The majority of members of the Nomination and Governance Committee must be independent and non-executive members of the Board of Directors. The Committee consists of three members. It is chaired by the Chairman of the Board. The other members are the chairmen of the Audit Committee and the Compensation Committee. The most important duties of this Committee include succession planning at the level of the Board of Directors and the Management Board; defining the selection criteria for members of the Board of Directors and the Management Board; and regular review of the performance of the Board of Directors, its committees and its individual members based on a defined evaluation plan. This Committee is also charged with monitoring risk management and corporate governance.

Information and control instruments

The members of the Management Board are actively involved in the various committees of the Board of Directors.

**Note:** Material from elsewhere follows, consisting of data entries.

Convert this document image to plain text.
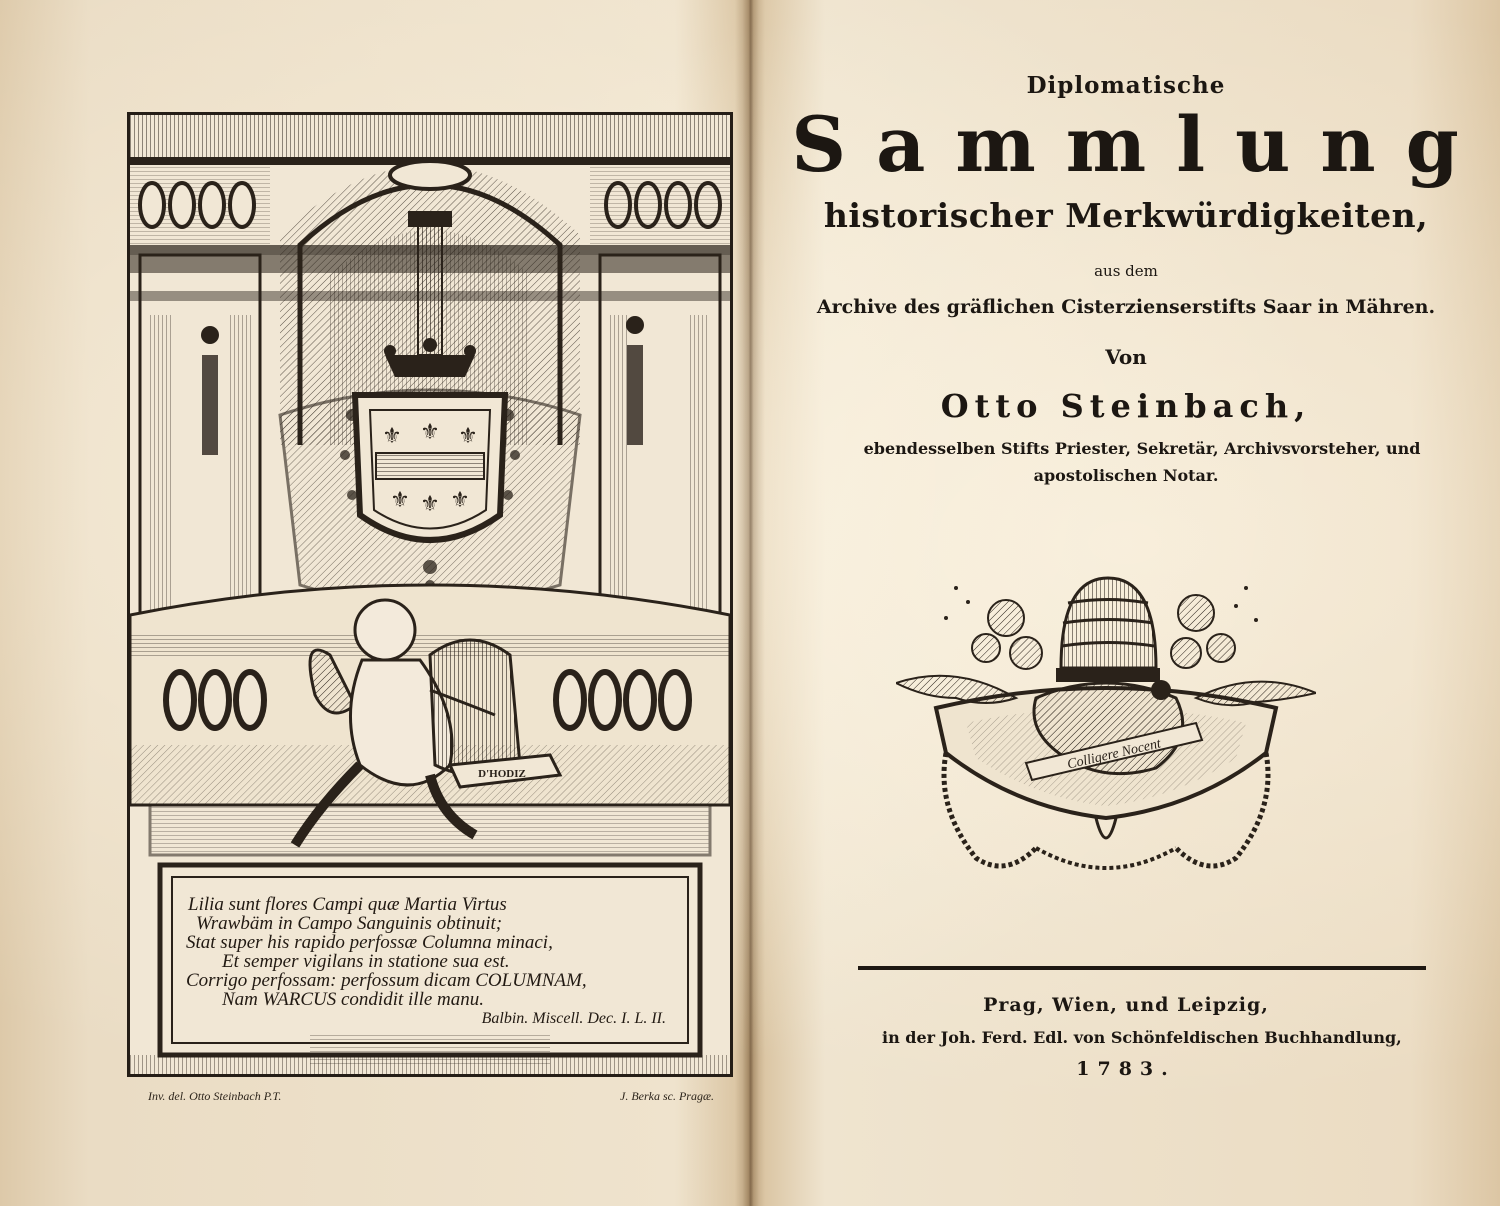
⚜ ⚜ ⚜
⚜ ⚜ ⚜
D'HODIZ
Lilia sunt flores Campi quæ Martia Virtus
Wrawbäm in Campo Sanguinis obtinuit;
Stat super his rapido perfossæ Columna minaci,
Et semper vigilans in statione sua est.
Corrigo perfossam: perfossum dicam COLUMNAM,
Nam WARCUS condidit ille manu.
Balbin. Miscell. Dec. I. L. II.
Inv. del. Otto Steinbach P.T.	J. Berka sc. Pragæ.
Diplomatische
Sammlung
historischer Merkwürdigkeiten,
aus dem
Archive des gräflichen Cisterzienserstifts Saar in Mähren.
Von
Otto Steinbach,
ebendesselben Stifts Priester, Sekretär, Archivsvorsteher, und
apostolischen Notar.
Colligere Nocent
Prag, Wien, und Leipzig,
in der Joh. Ferd. Edl. von Schönfeldischen Buchhandlung,
1783.
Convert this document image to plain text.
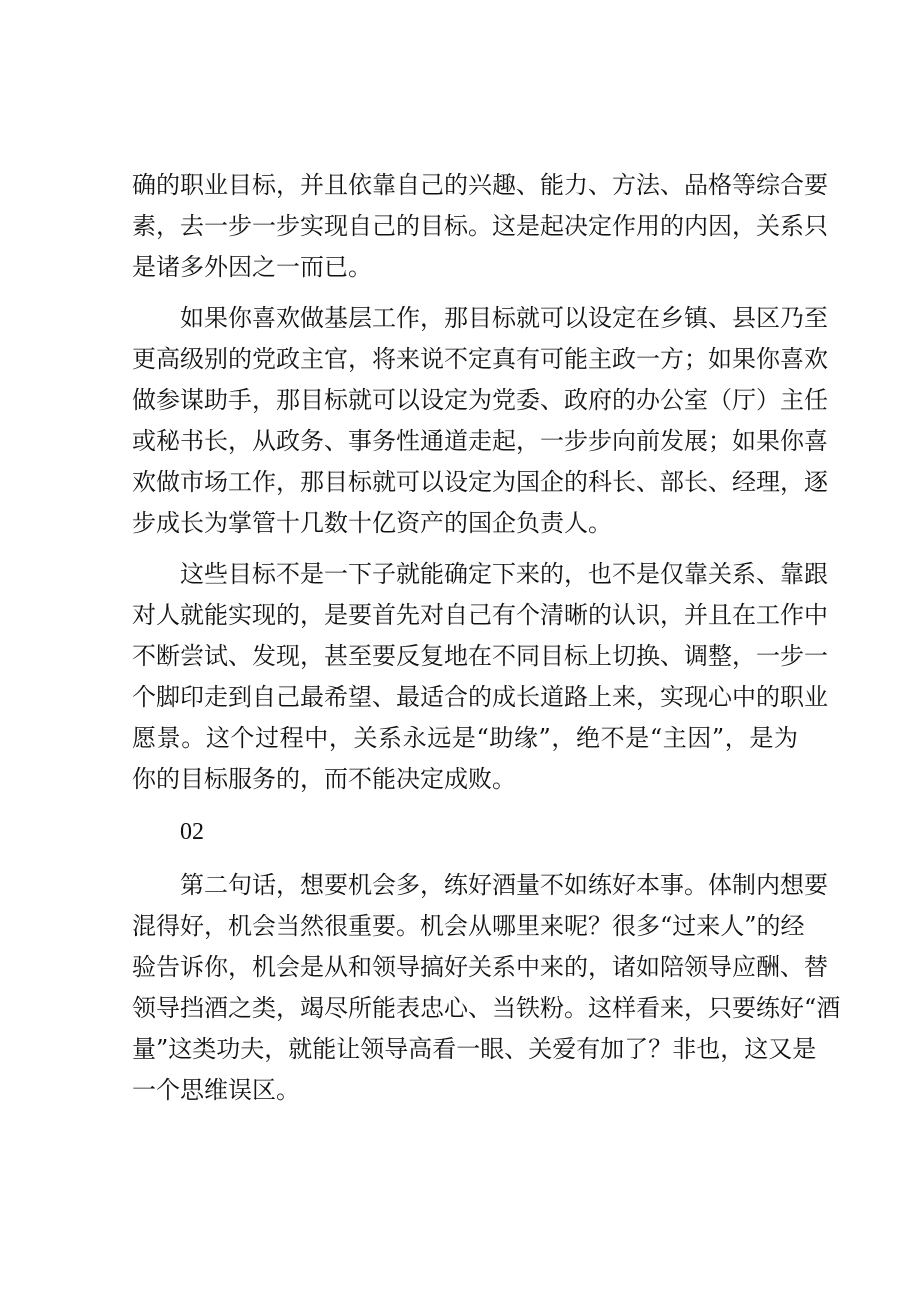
确的职业目标，并且依靠自己的兴趣、能力、方法、品格等综合要
素，去一步一步实现自己的目标。这是起决定作用的内因，关系只
是诸多外因之一而已。
如果你喜欢做基层工作，那目标就可以设定在乡镇、县区乃至
更高级别的党政主官，将来说不定真有可能主政一方；如果你喜欢
做参谋助手，那目标就可以设定为党委、政府的办公室（厅）主任
或秘书长，从政务、事务性通道走起，一步步向前发展；如果你喜
欢做市场工作，那目标就可以设定为国企的科长、部长、经理，逐
步成长为掌管十几数十亿资产的国企负责人。
这些目标不是一下子就能确定下来的，也不是仅靠关系、靠跟
对人就能实现的，是要首先对自己有个清晰的认识，并且在工作中
不断尝试、发现，甚至要反复地在不同目标上切换、调整，一步一
个脚印走到自己最希望、最适合的成长道路上来，实现心中的职业
愿景。这个过程中，关系永远是“助缘”，绝不是“主因”，是为
你的目标服务的，而不能决定成败。
02
第二句话，想要机会多，练好酒量不如练好本事。体制内想要
混得好，机会当然很重要。机会从哪里来呢？很多“过来人”的经
验告诉你，机会是从和领导搞好关系中来的，诸如陪领导应酬、替
领导挡酒之类，竭尽所能表忠心、当铁粉。这样看来，只要练好“酒
量”这类功夫，就能让领导高看一眼、关爱有加了？非也，这又是
一个思维误区。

The CEO, CFO, the internal auditors and sometimes the external statutory auditors attend the meetings of the Audit Committee, for example. In addition, members of the Management Board meet with individual Board members on an ad hoc basis to discuss and delve more deeply into specific topics. The Board of Directors receives monthly reports from the Group’s management information system so that it can monitor financial and operational performance. All relevant guidelines are presented to the Board of Directors or the appropriate committees for approval to ensure shared responsibility for all major decisions.

Internal Audit: Tecan has had its own internal audit department since 2007. Since the internal auditors report to the Audit Committee, their independence is assured. All companies are audited every three years on the basis of a risk analysis. The annual audit plan consists of audits of all major companies and is approved by the Audit Committee. A summary of significant findings and recommendations is submitted directly to the Audit Committee with copies to the CEO and CFO. The reports are also made available to the external statutory auditors. During the year under review, Internal Audit focused its efforts on strengthening the internal control system for financial reporting. Other areas audited include compliance with laws and standards, and the efficiency and effectiveness of business processes. Additional information on risk management is given in Note 30 to the consolidated financial statements.